In the present study, we chose to study young and healthy athletes to minimize the influence of potential confounding factors such as aging and disease, that is known to influence immune function . Also, it is worth mentioning that to avoid the potential immune dysregulation associated with intensified training and excessive emotional stress  , thus to best mimic the general population who undergo intense endurance exercise training for health and fitness purposes, the athletes were in their regular training period and were not preparing for any competition in the following three months.

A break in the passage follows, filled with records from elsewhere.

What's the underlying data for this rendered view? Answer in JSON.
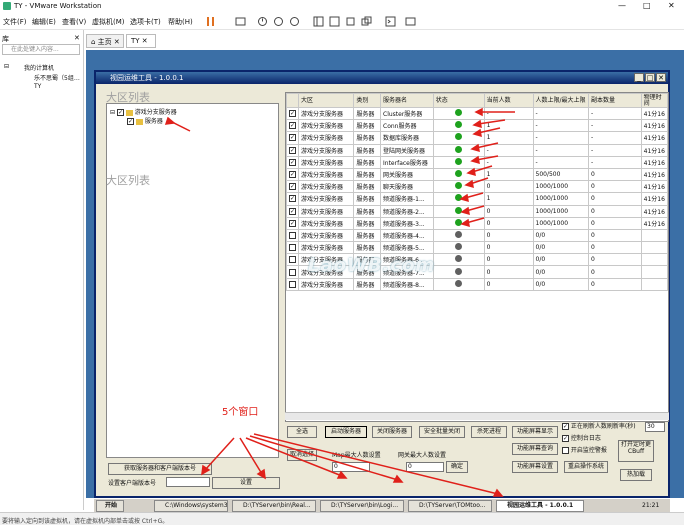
{
  "window": {
    "title": "TY - VMware Workstation",
    "controls": [
      "—",
      "□",
      "✕"
    ]
  },
  "menu": [
    "文件(F)",
    "编辑(E)",
    "查看(V)",
    "虚拟机(M)",
    "选项卡(T)",
    "帮助(H)"
  ],
  "sidebar": {
    "title": "库",
    "search_placeholder": "在此处键入内容...",
    "tree": [
      "我的计算机",
      "乐不思蜀（5组…",
      "TY"
    ]
  },
  "tabs": [
    "主页",
    "TY"
  ],
  "app": {
    "title": "视园运维工具 - 1.0.0.1",
    "region_title": "大区列表",
    "region_title2": "大区列表",
    "tree": {
      "root": "游戏分支服务器",
      "child": "服务器"
    },
    "columns": [
      "大区",
      "类别",
      "服务器名",
      "状态",
      "当前人数",
      "人数上限/最大上限",
      "副本数量",
      "物理时间"
    ],
    "rows": [
      {
        "region": "游戏分支服务器",
        "type": "服务器",
        "name": "Cluster服务器",
        "status": "on",
        "cur": "-",
        "max": "-",
        "copy": "-",
        "time": "41分16"
      },
      {
        "region": "游戏分支服务器",
        "type": "服务器",
        "name": "Conn服务器",
        "status": "on",
        "cur": "1",
        "max": "-",
        "copy": "-",
        "time": "41分16"
      },
      {
        "region": "游戏分支服务器",
        "type": "服务器",
        "name": "数据库服务器",
        "status": "on",
        "cur": "1",
        "max": "-",
        "copy": "-",
        "time": "41分16"
      },
      {
        "region": "游戏分支服务器",
        "type": "服务器",
        "name": "登陆网关服务器",
        "status": "on",
        "cur": "-",
        "max": "-",
        "copy": "-",
        "time": "41分16"
      },
      {
        "region": "游戏分支服务器",
        "type": "服务器",
        "name": "Interface服务器",
        "status": "on",
        "cur": "-",
        "max": "-",
        "copy": "-",
        "time": "41分16"
      },
      {
        "region": "游戏分支服务器",
        "type": "服务器",
        "name": "网关服务器",
        "status": "on",
        "cur": "1",
        "max": "500/500",
        "copy": "0",
        "time": "41分16"
      },
      {
        "region": "游戏分支服务器",
        "type": "服务器",
        "name": "聊天服务器",
        "status": "on",
        "cur": "0",
        "max": "1000/1000",
        "copy": "0",
        "time": "41分16"
      },
      {
        "region": "游戏分支服务器",
        "type": "服务器",
        "name": "频道服务器-1...",
        "status": "on",
        "cur": "1",
        "max": "1000/1000",
        "copy": "0",
        "time": "41分16"
      },
      {
        "region": "游戏分支服务器",
        "type": "服务器",
        "name": "频道服务器-2...",
        "status": "on",
        "cur": "0",
        "max": "1000/1000",
        "copy": "0",
        "time": "41分16"
      },
      {
        "region": "游戏分支服务器",
        "type": "服务器",
        "name": "频道服务器-3...",
        "status": "on",
        "cur": "0",
        "max": "1000/1000",
        "copy": "0",
        "time": "41分16"
      },
      {
        "region": "游戏分支服务器",
        "type": "服务器",
        "name": "频道服务器-4...",
        "status": "off",
        "cur": "0",
        "max": "0/0",
        "copy": "0",
        "time": ""
      },
      {
        "region": "游戏分支服务器",
        "type": "服务器",
        "name": "频道服务器-5...",
        "status": "off",
        "cur": "0",
        "max": "0/0",
        "copy": "0",
        "time": ""
      },
      {
        "region": "游戏分支服务器",
        "type": "服务器",
        "name": "频道服务器-6...",
        "status": "off",
        "cur": "0",
        "max": "0/0",
        "copy": "0",
        "time": ""
      },
      {
        "region": "游戏分支服务器",
        "type": "服务器",
        "name": "频道服务器-7...",
        "status": "off",
        "cur": "0",
        "max": "0/0",
        "copy": "0",
        "time": ""
      },
      {
        "region": "游戏分支服务器",
        "type": "服务器",
        "name": "频道服务器-8...",
        "status": "off",
        "cur": "0",
        "max": "0/0",
        "copy": "0",
        "time": ""
      }
    ],
    "buttons": {
      "select_all": "全选",
      "start": "启动服务器",
      "stop": "关闭服务器",
      "safe_close": "安全批量关闭",
      "kill": "杀死进程",
      "func_show": "功能屏幕显示",
      "func_query": "功能屏幕查询",
      "func_set": "功能屏幕设置",
      "restart_sys": "重启操作系统",
      "hotload": "热加载",
      "timer": "打开定时更CBuff",
      "cancel_sel": "取消选择",
      "get_version": "获取服务器和客户端版本号",
      "set": "设置",
      "confirm": "确定"
    },
    "checks": {
      "refresh": "正在刷新人数刷新率(秒)",
      "refresh_val": "30",
      "console_log": "控制台日志",
      "open_monitor": "开启监控警报"
    },
    "labels": {
      "map_max": "Map最大人数设置",
      "net_max": "网关最大人数设置",
      "client_ver": "设置客户端版本号"
    },
    "inputs": {
      "map_max": "0",
      "net_max": "0"
    }
  },
  "taskbar": {
    "start": "开始",
    "tasks": [
      "C:\\Windows\\system3...",
      "D:\\TYServer\\bin\\Real...",
      "D:\\TYServer\\bin\\Logi...",
      "D:\\TYServer\\TOMtoo...",
      "视园运维工具 - 1.0.0.1"
    ],
    "clock": "21:21"
  },
  "statusbar": "要将输入定向到该虚拟机，请在虚拟机内部单击或按 Ctrl+G。",
  "annotation": "5个窗口",
  "watermark": "LaoWB.com"
}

Our study has a few limitations. First, we used the whole blood and did not account for the influence of changes in peripheral leukocyte subpopulations on the transcription profile. However, considering that gene expression may be influenced by manipulation inherent to the sorting procedure and the focus of the study is the overall immune status of the peripheral blood leukocytes, we believe that involvement (or not) of minor shifts in leukocyte populations/subpopulations, would not influence the valuable biological information conveyed by the results of the study. Second, due to a limited sample size, we could not examine males and females separately. However, in the design, the athlete and the control group were matched for sex. Thus, we believe that the findings of the study are the common features in both females and males. The sex effect of immune function should be investigated in a focused study in the future.